Sudah menjadi rahasia umum, tingkat literasi Indonesia berdasarkan skor PISA masih sangat rendah.

Literasi di Indonesia adalah isu lama yang tidak pernah tuntas ditanggulangi. Selama ini belum mendapat dukungan optimal dari pemerintah. Literasi perlu membangun keseimbangan baru dengan kemandirian relatif dan didukung regulasi yang menyehatkan ekosistem Toko Buku, Perpustakaan, dan Pusat Data. Sebab,sesungguhnya kebutuhan ekosistem literasi yang demikianlah sebagai penentu kemajuan negeri ini. Nalar yang jernih dan kritis adalah sebuah keniscayaan untuk bersatu patahkan belenggu mitos negatif, serta berkomitmen melakukan sesuatu yang terbaik bagi Indonesia.   Seiring perubahan global yang begitu cepat terjadi, pengembangan sumber daya manusia  harus seiring dengan arus perubahan. Namun, perubahan perilaku, kompetensi, dan keterampilan baru tersebut hanya terjadi jika ada perubahan pola pikir (mindset) Oleh karena itu, di saat perubahan terjadi, seharusnya literasi akan membuka cakrawala imajinasi ilmu dan seni, serta pola pikir tumbuh berkembang sesuai  dinamika perubahan. 

Inilah yang disebut Carol Dweck (2017) sebagai growth mindset (GM) atau pola pikir tumbuh. Orang yang memiliki GM umumnya yakin bahwa dirinya berubah, baik kemampuan, bakat, kebiasaan, bahkan IQ. Mereka pun lalu menjadi pembelajar sejati dan memiliki kegigihan dan passion yang kuat, yang oleh Angela Durkworth (2016) disebut grit. Umumnya, grit diperoleh ketika seseorang punya tujuan, harapan, minat, dan ikhtiar (Duckworth, 2017). Kesuksesan bukan terwujud hanya berbekal bakat (talent) semata, melainkan ditentukan oleh grit. Karya-karya esai mencakup sains, teknologi, sejarah, sastra, seni rupa, film dan berbagai aspek sosial- budaya lainnya; semuanya itu bermula dari pola pikir dan grit.  Pola pikir  dan grit yang menghidupan mimpi, imajinasi, dan cita-cita yang akan menjadi penentu eksistensi kita di masa mendatang. Hal itu tampak terlihat pada indeks pembangunan manusia,indeks inovasi nasional, tingkat literasi dan kemajuan kesehatan masyarakat.
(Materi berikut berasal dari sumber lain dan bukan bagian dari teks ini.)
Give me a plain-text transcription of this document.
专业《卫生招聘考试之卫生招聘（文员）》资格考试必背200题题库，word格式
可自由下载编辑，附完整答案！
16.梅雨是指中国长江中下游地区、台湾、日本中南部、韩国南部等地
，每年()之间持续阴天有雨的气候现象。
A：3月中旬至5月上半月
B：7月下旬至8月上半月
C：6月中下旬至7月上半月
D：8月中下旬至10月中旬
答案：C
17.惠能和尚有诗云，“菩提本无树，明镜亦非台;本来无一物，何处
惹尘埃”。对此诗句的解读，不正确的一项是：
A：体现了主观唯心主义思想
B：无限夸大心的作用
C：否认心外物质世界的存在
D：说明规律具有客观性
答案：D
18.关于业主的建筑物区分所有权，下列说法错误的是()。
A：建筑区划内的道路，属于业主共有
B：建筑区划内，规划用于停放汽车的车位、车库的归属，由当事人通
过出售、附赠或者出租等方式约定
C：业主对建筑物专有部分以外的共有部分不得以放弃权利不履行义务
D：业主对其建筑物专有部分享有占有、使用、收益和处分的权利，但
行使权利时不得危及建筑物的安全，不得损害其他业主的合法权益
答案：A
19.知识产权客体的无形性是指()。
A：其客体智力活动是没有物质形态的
Namun,alih-alih   menghasilkan SDM unggul, skor dalam aspek membaca, matematika dan sains oleh Programme for International Student Assesment (PISA) tahun 2018 masih rendah dibawah 400 menunjukkan kecemasan, dimana rata-rata angka tingkat kecerdasan (IQ) anak Indonesia 78,49 sehingga berada di peringkat ke-72 dari 122 negara. Bandingkan dengan posisi negara jiran seperti Vietnam (21) dan Malaysia (38).

Demikian pula skor Human Capital Index Indonesia tahun 2020 adalah 0,54. Itu berarti produktivitas dari setiap anak yang lahir hanya 54 persen sehingga menempatkan Indonesia di peringkat ke-96 dari 173 negara. Rata- rata lama sekolah di Indonesia baru mencapai 9,08 tahun pada 2022, dan tingkat pendidikan pekerja Indonesia didominasi lulusan SD. Malah Global Competitiveness Report 2017-2018 dari Forum Ekonomi Dunia menyebut rendahnya etika kerja pekerja Indonesia. Hambatan tersebut harus diatasi agar cita-cita Indonesia menjadi negara maju dapat keluar dari jebakan negara berpenghasilan menengah (middle income trap). Diperlukan upaya untuk meningkatkan kompetensi SDM, dengan strategi memperkuat pola pikir,memperkuat GM atau memiliki grit yang kuat agar menjadi energi bagi kemajuan bangsa di masa depan. Indonesia memiliki aset kuat untuk itu: pertumbuhan ekonomi, bonus demografi dan kepercayaan negara-negara lain ataupun organisasi internasional berinvestasi di Indonesia satu modal penting dalam mewujudkan Indonesia Emas 2045. Kita bisa belajar dari sejumlah negara yang gagal dalam memanfaatkan bonus demografi tersebut, seperti Brasil dan Afrika Selatan, ataupun yang sukses seperti Jepang dan Korea Selatan.